Did the Chinese buy the 1996 election? Did they get banned high-tech goodies, courtesy of an indebted White House? Did Gore solicit money from trial lawyers in exchange for a veto on tort reform?
Reno's response: Let's not go there.
And what about those Lincoln Bedroom rentals and the joy-rides on Air Force One? The abuses go on and on.
Don't for a minute think Gore wasn't personally involved in all the fund-raising hanky-panky.
Gore attended the illegal White House coffee klatches, made "no controlling legal authority" phone calls, hosted the Buddhist temple fund-raiser.

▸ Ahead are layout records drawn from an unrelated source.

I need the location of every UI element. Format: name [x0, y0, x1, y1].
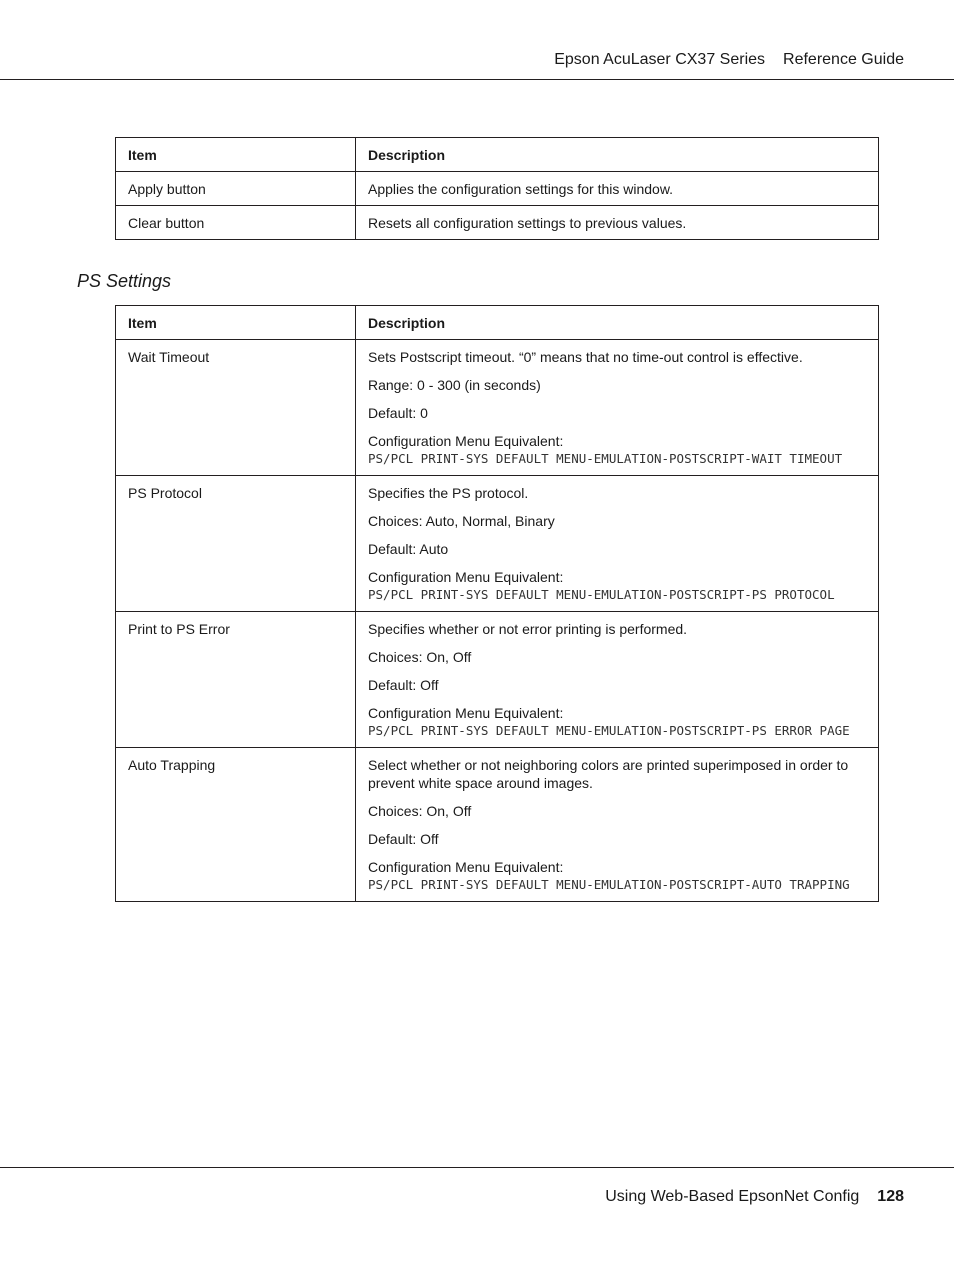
choices-text: Choices: On, Off — [368, 803, 472, 819]
column-header-description: Description — [356, 138, 879, 172]
buttons-table — [115, 137, 879, 240]
menu-path: PS/PCL PRINT-SYS DEFAULT MENU-EMULATION-POSTSCRIPT-PS ERROR PAGE — [368, 723, 850, 738]
column-header-item: Item — [116, 306, 356, 340]
default-text: Default: Off — [368, 831, 439, 847]
choices-text: Choices: On, Off — [368, 649, 472, 665]
table-header-row — [116, 138, 879, 172]
menu-path: PS/PCL PRINT-SYS DEFAULT MENU-EMULATION-POSTSCRIPT-AUTO TRAPPING — [368, 877, 850, 892]
menu-path: PS/PCL PRINT-SYS DEFAULT MENU-EMULATION-POSTSCRIPT-WAIT TIMEOUT — [368, 451, 843, 466]
cell-item: Auto Trapping — [116, 748, 356, 902]
table-row — [116, 206, 879, 240]
cell-item: Clear button — [116, 206, 356, 240]
section-title: PS Settings — [77, 271, 172, 291]
footer-text — [605, 1188, 904, 1206]
description-text: Select whether or not neighboring colors are printed superimposed in order to prevent white space around images. — [368, 757, 849, 791]
choices-text: Choices: Auto, Normal, Binary — [368, 513, 555, 529]
description-text: Specifies the PS protocol. — [368, 485, 529, 501]
cell-description: Resets all configuration settings to previous values. — [356, 206, 879, 240]
table-header-row — [116, 306, 879, 340]
cell-item: Apply button — [116, 172, 356, 206]
column-header-item: Item — [116, 138, 356, 172]
cell-item: Print to PS Error — [116, 612, 356, 748]
menu-equivalent — [368, 858, 866, 894]
page-number: 128 — [877, 1188, 904, 1205]
table-row — [116, 340, 879, 476]
cell-description — [356, 340, 879, 476]
table-row — [116, 476, 879, 612]
menu-path: PS/PCL PRINT-SYS DEFAULT MENU-EMULATION-POSTSCRIPT-PS PROTOCOL — [368, 587, 835, 602]
description-text: Sets Postscript timeout. “0” means that no time-out control is effective. — [368, 349, 803, 365]
cell-description: Applies the configuration settings for this window. — [356, 172, 879, 206]
cell-description — [356, 612, 879, 748]
menu-equivalent-label: Configuration Menu Equivalent: — [368, 859, 564, 875]
ps-settings-table — [115, 305, 879, 902]
header-product: Epson AcuLaser CX37 Series — [554, 51, 766, 68]
menu-equivalent-label: Configuration Menu Equivalent: — [368, 433, 564, 449]
page-footer — [0, 1167, 954, 1205]
default-text: Default: 0 — [368, 405, 428, 421]
column-header-description: Description — [356, 306, 879, 340]
cell-description — [356, 476, 879, 612]
page-header — [0, 0, 954, 80]
range-text: Range: 0 - 300 (in seconds) — [368, 377, 541, 393]
menu-equivalent-label: Configuration Menu Equivalent: — [368, 705, 564, 721]
table-row — [116, 172, 879, 206]
header-text — [554, 51, 904, 69]
table-row — [116, 612, 879, 748]
cell-description — [356, 748, 879, 902]
default-text: Default: Auto — [368, 541, 449, 557]
menu-equivalent — [368, 704, 866, 740]
default-text: Default: Off — [368, 677, 439, 693]
menu-equivalent — [368, 568, 866, 604]
footer-chapter: Using Web-Based EpsonNet Config — [605, 1188, 860, 1205]
cell-item: PS Protocol — [116, 476, 356, 612]
cell-item: Wait Timeout — [116, 340, 356, 476]
header-guide: Reference Guide — [783, 51, 904, 68]
description-text: Specifies whether or not error printing is performed. — [368, 621, 688, 637]
menu-equivalent-label: Configuration Menu Equivalent: — [368, 569, 564, 585]
table-row — [116, 748, 879, 902]
menu-equivalent — [368, 432, 866, 468]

Then he lied about all of them.
Oh, and Gore says he was in the bathroom during campaign-finance planning? Puh-leeze.
Toeing
the Line
Finally, there is the very legitimate matter of Gore's views on President Clinton.
Legitimate, because it raises the question of Gore's judgment and values.
Sure, a vice president must back his boss, toe the party line.
But doesn't there come a point when a veep must step up and say, "Wait a minute - this is wrong"?
Gore saw nothing out of line with the unethical - and illegal - habits of his party and administration.
He thought nothing of Clinton's own misdeeds - until, of course, Clinton himself was forced to 'fess up.
Clinton had shamed the nation and sullied the office of the presidency. Yet to Gore's mind, Clinton "will be regarded in the history books as one of our greatest presidents."
Has Gore no scruples at all?
Apparently not.
The Fix
To be sure, Gore knows that some voters, at least, will hold him accountable for his absent ethics.
That's why he chose Lieberman as his running mate.
But Gore fell short on even that attempt.
Rather than allowing himself to be purified by Lieberman, Gore simply infected the senator - forcing him to disavow the principled positions (on affirmative action, vouchers, Social Security privatization) that were responsible for his sterling reputation.
Presently it will be the voters' turn.
America will see soon enough whether or not morals matter.